Blog / Conseils
Comment les abeilles ont trouvé la solution contre l’acné

Les chercheurs de l’Observatoire français d’apidologie, dans le Var, ont isolé une molécule tuant la bactérie acnes. Elle vient de la propolis, substance butinée dans la sève des arbres.
On connaît les vertus des abeilles. Et des insectes pollinisateurs qui permettent de polliniser les plantes à fleurs et de nous fournir une grande part de notre alimentation végétale. On sait aussi les dangers d’extinction qu’encourent les butineuses à rayures, liés aux pesticides et aux activités humaines qui contribuent au réchauffement climatique. Ce que l’on sait moins, c’est que ces petits apidés, dont on a retrouvé un fossile vieux de cent millions d’années en Malaisie, sont aussi des « pharmaciennes ailées« .

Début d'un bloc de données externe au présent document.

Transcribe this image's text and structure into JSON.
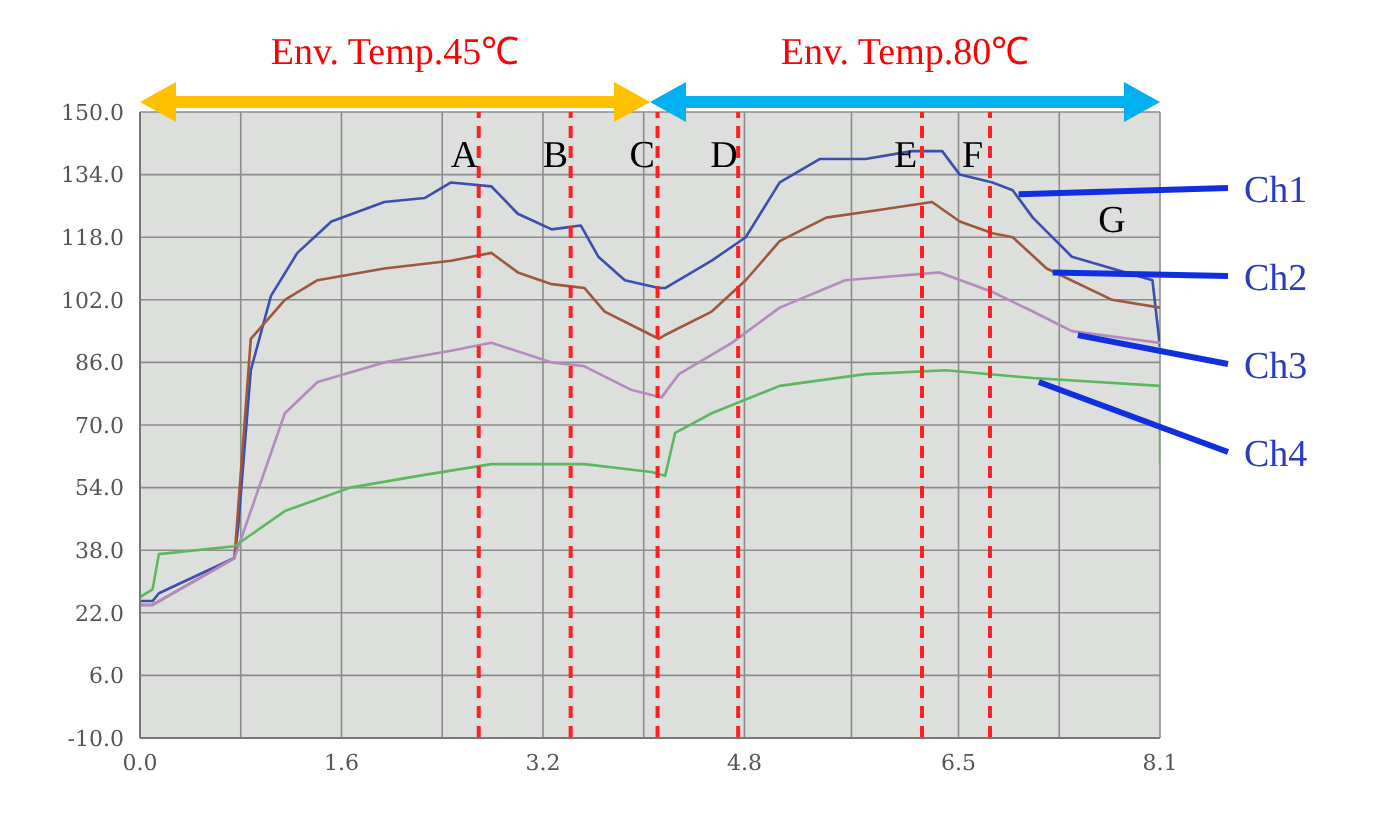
{
  "chart_data": {
    "type": "line",
    "annotations": [
      "Env. Temp.45℃",
      "Env. Temp.80℃",
      "G"
    ],
    "xlim": [
      0,
      8.1
    ],
    "ylim": [
      -10,
      150
    ],
    "xticks": [
      {
        "value": 0,
        "label": "0.0"
      },
      {
        "value": 0.8,
        "label": null
      },
      {
        "value": 1.6,
        "label": "1.6"
      },
      {
        "value": 2.4,
        "label": null
      },
      {
        "value": 3.2,
        "label": "3.2"
      },
      {
        "value": 4.0,
        "label": null
      },
      {
        "value": 4.8,
        "label": "4.8"
      },
      {
        "value": 5.65,
        "label": null
      },
      {
        "value": 6.5,
        "label": "6.5"
      },
      {
        "value": 7.3,
        "label": null
      },
      {
        "value": 8.1,
        "label": "8.1"
      }
    ],
    "yticks": [
      {
        "value": -10,
        "label": "-10.0"
      },
      {
        "value": 6,
        "label": "6.0"
      },
      {
        "value": 22,
        "label": "22.0"
      },
      {
        "value": 38,
        "label": "38.0"
      },
      {
        "value": 54,
        "label": "54.0"
      },
      {
        "value": 70,
        "label": "70.0"
      },
      {
        "value": 86,
        "label": "86.0"
      },
      {
        "value": 102,
        "label": "102.0"
      },
      {
        "value": 118,
        "label": "118.0"
      },
      {
        "value": 134,
        "label": "134.0"
      },
      {
        "value": 150,
        "label": "150.0"
      }
    ],
    "grid": true,
    "marker": "none",
    "line_style": "solid",
    "ref_lines": [
      {
        "axis": "x",
        "value": 2.69,
        "label": "A",
        "color": "#ff2020",
        "line_style": "dashed"
      },
      {
        "axis": "x",
        "value": 3.42,
        "label": "B",
        "color": "#ff2020",
        "line_style": "dashed"
      },
      {
        "axis": "x",
        "value": 4.11,
        "label": "C",
        "color": "#ff2020",
        "line_style": "dashed"
      },
      {
        "axis": "x",
        "value": 4.75,
        "label": "D",
        "color": "#ff2020",
        "line_style": "dashed"
      },
      {
        "axis": "x",
        "value": 6.21,
        "label": "E",
        "color": "#ff2020",
        "line_style": "dashed"
      },
      {
        "axis": "x",
        "value": 6.75,
        "label": "F",
        "color": "#ff2020",
        "line_style": "dashed"
      }
    ],
    "series": [
      {
        "name": "Ch1",
        "color": "#3a4fb0",
        "x": [
          0,
          0.1,
          0.15,
          0.75,
          0.78,
          0.88,
          1.04,
          1.25,
          1.52,
          1.94,
          2.26,
          2.47,
          2.79,
          3.0,
          3.27,
          3.5,
          3.64,
          3.85,
          4.12,
          4.17,
          4.54,
          4.81,
          5.08,
          5.4,
          5.76,
          6.13,
          6.37,
          6.51,
          6.77,
          6.93,
          7.09,
          7.4,
          7.72,
          8.04,
          8.1
        ],
        "values": [
          25,
          25,
          27,
          36,
          44,
          84,
          103,
          114,
          122,
          127,
          128,
          132,
          131,
          124,
          120,
          121,
          113,
          107,
          105,
          105,
          112,
          118,
          132,
          138,
          138,
          140,
          140,
          134,
          132,
          130,
          123,
          113,
          110,
          107,
          90
        ]
      },
      {
        "name": "Ch2",
        "color": "#a0583c",
        "x": [
          0,
          0.1,
          0.75,
          0.88,
          1.15,
          1.41,
          1.94,
          2.47,
          2.79,
          3.0,
          3.27,
          3.53,
          3.69,
          4.06,
          4.12,
          4.17,
          4.54,
          4.81,
          5.08,
          5.45,
          5.88,
          6.29,
          6.51,
          6.77,
          6.93,
          7.2,
          7.72,
          8.1
        ],
        "values": [
          24,
          24,
          36,
          92,
          102,
          107,
          110,
          112,
          114,
          109,
          106,
          105,
          99,
          93,
          92,
          93,
          99,
          107,
          117,
          123,
          125,
          127,
          122,
          119,
          118,
          110,
          102,
          100
        ]
      },
      {
        "name": "Ch3",
        "color": "#b58ac0",
        "x": [
          0,
          0.1,
          0.75,
          1.15,
          1.41,
          1.94,
          2.47,
          2.79,
          3.27,
          3.53,
          3.9,
          4.14,
          4.28,
          4.7,
          5.08,
          5.6,
          6.35,
          6.77,
          7.09,
          7.4,
          8.1
        ],
        "values": [
          24,
          24,
          36,
          73,
          81,
          86,
          89,
          91,
          86,
          85,
          79,
          77,
          83,
          91,
          100,
          107,
          109,
          104,
          99,
          94,
          91
        ]
      },
      {
        "name": "Ch4",
        "color": "#5cb85c",
        "x": [
          0,
          0.1,
          0.15,
          0.75,
          1.15,
          1.67,
          2.21,
          2.79,
          3.53,
          4.06,
          4.17,
          4.25,
          4.54,
          5.08,
          5.76,
          6.4,
          7.09,
          8.1,
          8.1
        ],
        "values": [
          26,
          28,
          37,
          39,
          48,
          54,
          57,
          60,
          60,
          58,
          57,
          68,
          73,
          80,
          83,
          84,
          82,
          80,
          60
        ]
      }
    ]
  }
}
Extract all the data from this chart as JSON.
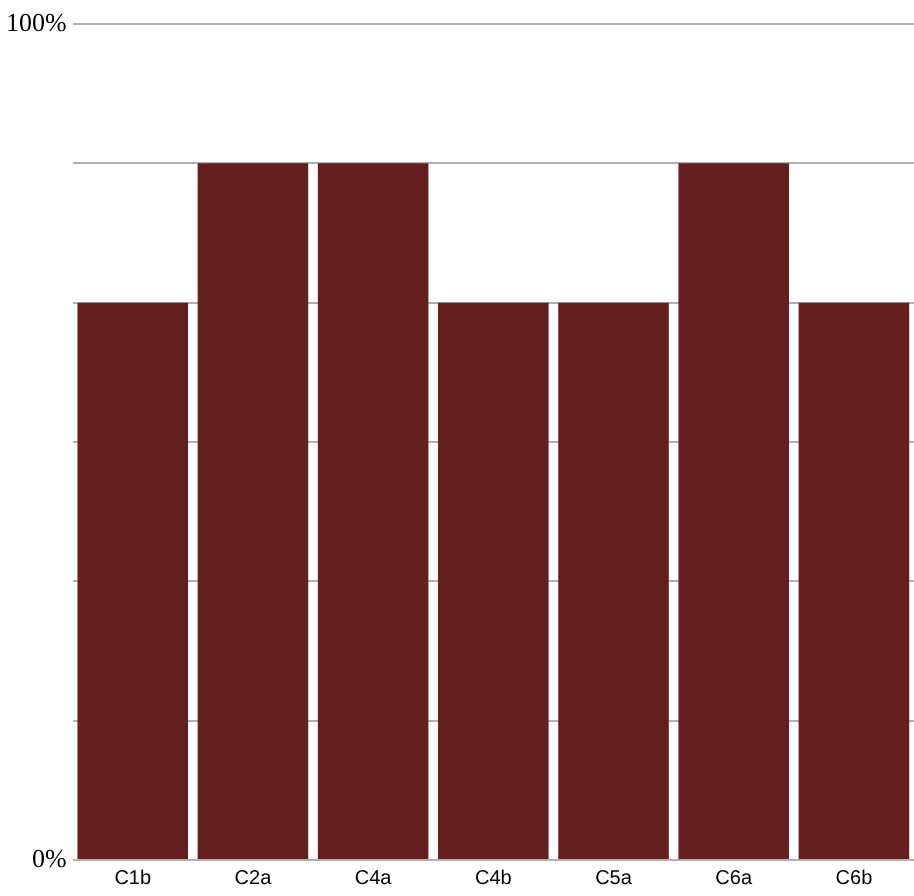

Les Égyptiens utilisaient la propolis dans l’antiquité
L’expression n’est pas simplement poétique. Utilisée par Thierry Dufresne qui a créé l’Observatoire Français d’Apidologie (OFA) au cœur du massif de la Sainte-Baume il y a dix ans, elle prend tout son sens si on s’écarte un peu du miel et du nectar, pour se pencher sur la propolis. « C’est une sève, une résine que les abeilles trouvent dans les arbres, indique Léopoldine Husson, apicultrice à l’OFA. Elles mélangent cette pâte brune à leurs enzymes pour colmater les brèches dans leur ruche et y maintenir une température constante. Cette propolis a des propriétés antiseptiques, antibactériennes et antifongiques. Si un insecte étranger meurt dans leur ruche et qu’il est trop gros pour être sorti, elles l’embaument avec cette propolis pour ne pas qu’il pourrisse.«
Les Égyptiens l’avaient observé dans l’antiquité, trempant leurs bandes de lin dans la propolis pour embaumer les momies. Les soldats romains pansaient aussi leurs plaies avec cette substance.
Après avoir travaillé pendant plusieurs années à la préservation et la reproduction des abeilles, formant quelque 80 000 apiculteurs et créant neuf millions de ruches en Europe, les Varois se sont intéressés de plus près à la propolis. « On s’est posé la question de savoir pourquoi les abeilles nous sont nécessaires, explique Thierry Dufresne. On s’est intéressé à la résistance des bactéries du corps humain aux antibiotiques, ce qui cause des millions de morts chaque année. Sachant que la propolis a des vertus antibactériennes, on a eu l’idée d’étudier les propolis différentes qui existent dans les forêts, sur plusieurs parties du globe« .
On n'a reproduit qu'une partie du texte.